Statistical and Clinical Significance
Clinical studies reveal the effect of an intervention or the association between dependent and independent variables, which are quantifiable using metrics, such as risk ratios, mean differences, or correlations. Significance tests for null hypothesis are normally applied in determining the “statistical significance” of the effect of an intervention or treatment, which is described as a P value of < .05 (Benjamin et al., 2018). Nonetheless, researchers often misinterpret P values or give information on the effect’s importance or magnitude. Therefore, rather than just focusing on statistical significance, it is necessary to offer a reasonable estimation regarding the effect’s importance to the population from which the sample was obtained (clinical significance).
It is possible for research to accept a null hypothesis and still meet the criterion for clinical significance.

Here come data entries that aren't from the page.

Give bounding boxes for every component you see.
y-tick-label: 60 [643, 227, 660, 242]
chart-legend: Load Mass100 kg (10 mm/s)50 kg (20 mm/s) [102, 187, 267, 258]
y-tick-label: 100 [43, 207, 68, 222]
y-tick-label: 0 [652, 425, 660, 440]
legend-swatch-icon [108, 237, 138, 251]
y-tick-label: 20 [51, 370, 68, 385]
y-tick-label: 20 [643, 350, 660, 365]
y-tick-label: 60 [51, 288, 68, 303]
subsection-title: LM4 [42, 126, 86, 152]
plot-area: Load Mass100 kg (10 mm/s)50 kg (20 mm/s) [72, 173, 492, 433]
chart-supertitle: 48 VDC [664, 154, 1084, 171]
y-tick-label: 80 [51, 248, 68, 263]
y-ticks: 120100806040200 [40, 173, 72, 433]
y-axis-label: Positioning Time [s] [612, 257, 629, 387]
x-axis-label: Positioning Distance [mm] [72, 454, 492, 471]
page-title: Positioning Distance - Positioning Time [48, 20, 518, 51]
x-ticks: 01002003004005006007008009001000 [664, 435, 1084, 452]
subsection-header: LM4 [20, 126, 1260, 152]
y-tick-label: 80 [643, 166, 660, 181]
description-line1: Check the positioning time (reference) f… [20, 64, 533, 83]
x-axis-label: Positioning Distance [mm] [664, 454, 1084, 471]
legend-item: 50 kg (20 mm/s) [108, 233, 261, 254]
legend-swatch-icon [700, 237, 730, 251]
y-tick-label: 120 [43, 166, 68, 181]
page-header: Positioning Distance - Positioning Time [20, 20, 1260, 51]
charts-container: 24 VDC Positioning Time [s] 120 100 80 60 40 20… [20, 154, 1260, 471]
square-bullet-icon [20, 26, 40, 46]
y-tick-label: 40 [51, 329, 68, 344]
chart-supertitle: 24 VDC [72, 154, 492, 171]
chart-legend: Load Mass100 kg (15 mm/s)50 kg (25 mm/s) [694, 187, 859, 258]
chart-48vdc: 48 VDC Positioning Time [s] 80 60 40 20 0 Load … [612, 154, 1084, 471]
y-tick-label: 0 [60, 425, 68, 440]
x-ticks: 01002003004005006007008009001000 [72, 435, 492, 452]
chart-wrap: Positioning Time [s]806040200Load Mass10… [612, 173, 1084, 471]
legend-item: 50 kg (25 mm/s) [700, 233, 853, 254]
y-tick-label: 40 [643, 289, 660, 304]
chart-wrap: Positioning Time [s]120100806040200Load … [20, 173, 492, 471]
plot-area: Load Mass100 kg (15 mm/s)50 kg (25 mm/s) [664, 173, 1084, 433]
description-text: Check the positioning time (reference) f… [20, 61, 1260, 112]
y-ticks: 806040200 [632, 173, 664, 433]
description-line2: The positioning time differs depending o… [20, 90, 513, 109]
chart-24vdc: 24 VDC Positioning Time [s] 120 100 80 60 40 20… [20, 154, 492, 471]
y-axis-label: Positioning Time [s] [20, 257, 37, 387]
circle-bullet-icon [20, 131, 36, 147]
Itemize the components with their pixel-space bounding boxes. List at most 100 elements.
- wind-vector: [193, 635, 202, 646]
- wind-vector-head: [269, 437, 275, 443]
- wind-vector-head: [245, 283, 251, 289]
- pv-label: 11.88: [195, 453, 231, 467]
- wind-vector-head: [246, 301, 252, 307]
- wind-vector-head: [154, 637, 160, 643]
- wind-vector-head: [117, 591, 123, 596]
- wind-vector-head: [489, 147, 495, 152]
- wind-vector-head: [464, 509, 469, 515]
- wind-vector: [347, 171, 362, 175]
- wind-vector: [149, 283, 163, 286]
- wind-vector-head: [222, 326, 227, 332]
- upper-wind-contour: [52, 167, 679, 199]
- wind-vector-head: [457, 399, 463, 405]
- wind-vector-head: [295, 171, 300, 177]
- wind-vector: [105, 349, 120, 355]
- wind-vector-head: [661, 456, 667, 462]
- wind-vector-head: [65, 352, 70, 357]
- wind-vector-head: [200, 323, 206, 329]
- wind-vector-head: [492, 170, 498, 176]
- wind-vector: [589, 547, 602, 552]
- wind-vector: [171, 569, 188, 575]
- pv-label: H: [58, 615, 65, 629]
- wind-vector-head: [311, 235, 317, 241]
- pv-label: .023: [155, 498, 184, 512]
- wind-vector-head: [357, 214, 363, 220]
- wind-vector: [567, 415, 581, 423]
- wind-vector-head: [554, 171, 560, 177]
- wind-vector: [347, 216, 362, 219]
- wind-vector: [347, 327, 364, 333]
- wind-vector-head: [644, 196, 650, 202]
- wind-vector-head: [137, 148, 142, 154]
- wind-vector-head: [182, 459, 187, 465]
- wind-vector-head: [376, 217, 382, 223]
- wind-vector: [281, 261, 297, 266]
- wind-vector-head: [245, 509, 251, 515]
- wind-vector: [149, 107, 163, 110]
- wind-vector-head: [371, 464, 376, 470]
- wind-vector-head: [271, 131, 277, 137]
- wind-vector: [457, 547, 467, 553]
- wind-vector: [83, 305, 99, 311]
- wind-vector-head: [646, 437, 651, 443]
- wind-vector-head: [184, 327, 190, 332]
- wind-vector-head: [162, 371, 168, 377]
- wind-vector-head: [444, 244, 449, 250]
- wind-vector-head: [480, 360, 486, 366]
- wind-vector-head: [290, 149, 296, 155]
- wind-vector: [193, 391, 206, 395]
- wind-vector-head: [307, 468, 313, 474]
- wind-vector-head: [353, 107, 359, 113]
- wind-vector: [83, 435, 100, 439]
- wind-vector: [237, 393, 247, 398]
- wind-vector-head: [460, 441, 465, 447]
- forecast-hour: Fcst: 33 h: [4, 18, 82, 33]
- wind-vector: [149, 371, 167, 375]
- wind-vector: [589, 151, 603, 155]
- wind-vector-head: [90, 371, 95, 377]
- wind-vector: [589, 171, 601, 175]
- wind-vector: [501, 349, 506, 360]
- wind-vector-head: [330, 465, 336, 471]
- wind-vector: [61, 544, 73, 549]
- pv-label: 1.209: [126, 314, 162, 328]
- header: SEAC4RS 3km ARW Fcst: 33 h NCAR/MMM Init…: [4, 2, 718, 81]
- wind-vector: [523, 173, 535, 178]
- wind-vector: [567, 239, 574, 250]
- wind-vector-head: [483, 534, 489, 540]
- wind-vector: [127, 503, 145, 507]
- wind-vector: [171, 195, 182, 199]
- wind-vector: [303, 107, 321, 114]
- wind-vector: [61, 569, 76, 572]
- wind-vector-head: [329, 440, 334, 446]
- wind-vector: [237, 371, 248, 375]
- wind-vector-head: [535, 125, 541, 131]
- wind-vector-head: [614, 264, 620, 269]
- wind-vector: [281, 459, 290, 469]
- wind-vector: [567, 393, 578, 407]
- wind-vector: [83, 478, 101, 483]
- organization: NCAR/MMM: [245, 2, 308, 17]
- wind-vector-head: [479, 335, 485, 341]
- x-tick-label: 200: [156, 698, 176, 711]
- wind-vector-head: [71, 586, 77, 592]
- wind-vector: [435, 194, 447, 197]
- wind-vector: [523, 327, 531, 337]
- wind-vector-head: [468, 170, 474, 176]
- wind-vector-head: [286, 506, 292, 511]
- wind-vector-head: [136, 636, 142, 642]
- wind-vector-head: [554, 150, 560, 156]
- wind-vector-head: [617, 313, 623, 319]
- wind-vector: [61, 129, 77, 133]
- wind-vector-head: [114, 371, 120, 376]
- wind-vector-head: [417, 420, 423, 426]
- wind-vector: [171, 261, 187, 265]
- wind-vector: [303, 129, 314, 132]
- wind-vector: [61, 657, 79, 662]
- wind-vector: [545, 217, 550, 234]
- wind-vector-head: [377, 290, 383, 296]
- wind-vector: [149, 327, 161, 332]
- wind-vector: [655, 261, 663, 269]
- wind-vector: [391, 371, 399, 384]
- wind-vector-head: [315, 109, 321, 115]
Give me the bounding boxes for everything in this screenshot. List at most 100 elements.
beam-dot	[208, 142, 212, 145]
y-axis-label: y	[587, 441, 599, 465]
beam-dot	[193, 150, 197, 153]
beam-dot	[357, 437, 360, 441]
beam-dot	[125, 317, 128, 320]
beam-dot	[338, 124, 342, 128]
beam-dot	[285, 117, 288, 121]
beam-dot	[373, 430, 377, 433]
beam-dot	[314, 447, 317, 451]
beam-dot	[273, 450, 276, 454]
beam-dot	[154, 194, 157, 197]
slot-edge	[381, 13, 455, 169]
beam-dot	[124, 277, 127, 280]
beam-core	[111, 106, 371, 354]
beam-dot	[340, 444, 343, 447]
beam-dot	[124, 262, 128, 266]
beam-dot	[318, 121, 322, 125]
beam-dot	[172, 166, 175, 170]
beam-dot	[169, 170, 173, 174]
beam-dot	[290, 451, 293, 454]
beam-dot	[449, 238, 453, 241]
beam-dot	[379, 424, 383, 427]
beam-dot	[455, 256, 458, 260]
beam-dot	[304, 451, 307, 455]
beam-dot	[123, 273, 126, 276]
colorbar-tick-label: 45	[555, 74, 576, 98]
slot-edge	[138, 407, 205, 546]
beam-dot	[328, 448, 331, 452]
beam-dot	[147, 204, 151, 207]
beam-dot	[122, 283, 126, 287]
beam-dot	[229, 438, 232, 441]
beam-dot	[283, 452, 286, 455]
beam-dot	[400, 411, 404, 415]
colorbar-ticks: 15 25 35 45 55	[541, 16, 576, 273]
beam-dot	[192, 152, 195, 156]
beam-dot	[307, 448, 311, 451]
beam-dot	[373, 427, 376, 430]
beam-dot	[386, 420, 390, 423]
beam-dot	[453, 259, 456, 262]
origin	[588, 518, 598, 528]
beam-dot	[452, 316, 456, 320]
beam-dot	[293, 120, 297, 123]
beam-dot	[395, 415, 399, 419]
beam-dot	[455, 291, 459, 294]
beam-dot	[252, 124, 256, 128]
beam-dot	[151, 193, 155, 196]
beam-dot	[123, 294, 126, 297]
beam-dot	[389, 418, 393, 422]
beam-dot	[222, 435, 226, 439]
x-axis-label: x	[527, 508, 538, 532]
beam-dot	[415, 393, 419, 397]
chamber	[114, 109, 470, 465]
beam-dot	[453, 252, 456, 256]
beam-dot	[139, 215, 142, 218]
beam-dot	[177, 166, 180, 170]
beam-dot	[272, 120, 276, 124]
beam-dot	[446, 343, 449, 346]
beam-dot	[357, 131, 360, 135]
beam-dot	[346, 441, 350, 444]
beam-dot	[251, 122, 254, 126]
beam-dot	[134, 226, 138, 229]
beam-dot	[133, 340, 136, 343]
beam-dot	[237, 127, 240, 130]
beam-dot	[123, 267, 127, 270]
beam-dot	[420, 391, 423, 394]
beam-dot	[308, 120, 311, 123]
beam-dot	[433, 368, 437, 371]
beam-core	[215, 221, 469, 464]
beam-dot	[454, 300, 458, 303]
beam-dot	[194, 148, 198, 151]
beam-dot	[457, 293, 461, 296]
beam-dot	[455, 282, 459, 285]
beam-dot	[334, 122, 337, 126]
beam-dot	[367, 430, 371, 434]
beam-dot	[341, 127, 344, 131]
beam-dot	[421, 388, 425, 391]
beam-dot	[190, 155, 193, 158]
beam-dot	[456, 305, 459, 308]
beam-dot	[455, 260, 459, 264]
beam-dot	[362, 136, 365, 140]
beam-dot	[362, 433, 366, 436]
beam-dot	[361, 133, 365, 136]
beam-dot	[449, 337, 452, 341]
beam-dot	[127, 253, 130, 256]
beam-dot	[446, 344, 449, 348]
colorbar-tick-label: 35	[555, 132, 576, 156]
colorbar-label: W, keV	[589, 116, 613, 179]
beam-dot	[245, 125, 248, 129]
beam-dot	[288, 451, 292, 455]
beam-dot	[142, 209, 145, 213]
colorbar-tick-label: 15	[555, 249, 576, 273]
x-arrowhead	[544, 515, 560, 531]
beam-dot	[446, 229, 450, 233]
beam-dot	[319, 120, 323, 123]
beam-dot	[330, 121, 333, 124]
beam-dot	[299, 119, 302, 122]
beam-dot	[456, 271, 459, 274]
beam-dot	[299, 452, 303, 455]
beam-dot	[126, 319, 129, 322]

Such a study would fail to reveal a meaningful difference in effect between the treatment and control groups, but provide findings that are useful in practice and generalizable to similar research settings (Jakobsen, Wetterslev, Winkel, Lange, & Gluud, 2014). For example, in a study to establish the effectiveness of a drug to prevent nausea in pregnant mothers, the researcher may use a small sample of only 10 patients. The sample is inadequate to show meaningful differences between groups, but the drug can be concluded to be effective in preventing nausea.
Information from a qualitative study cannot meet the criteria for clinical significance if its credibility is questionable. Hence, trustworthiness, to a great extent, depends on credibility. The condition requires researchers to relate the findings with reality to reveal the trustworthiness of such findings (Polit & Beck, 2010). For example, in a study to establish the perceptions of subjects who have used medicine for the treatment of headache, the researcher may ignore the negative reviews made by the participants and report that the drug is effective. In such a case, the study would lack credibility, and hence, clinical significance.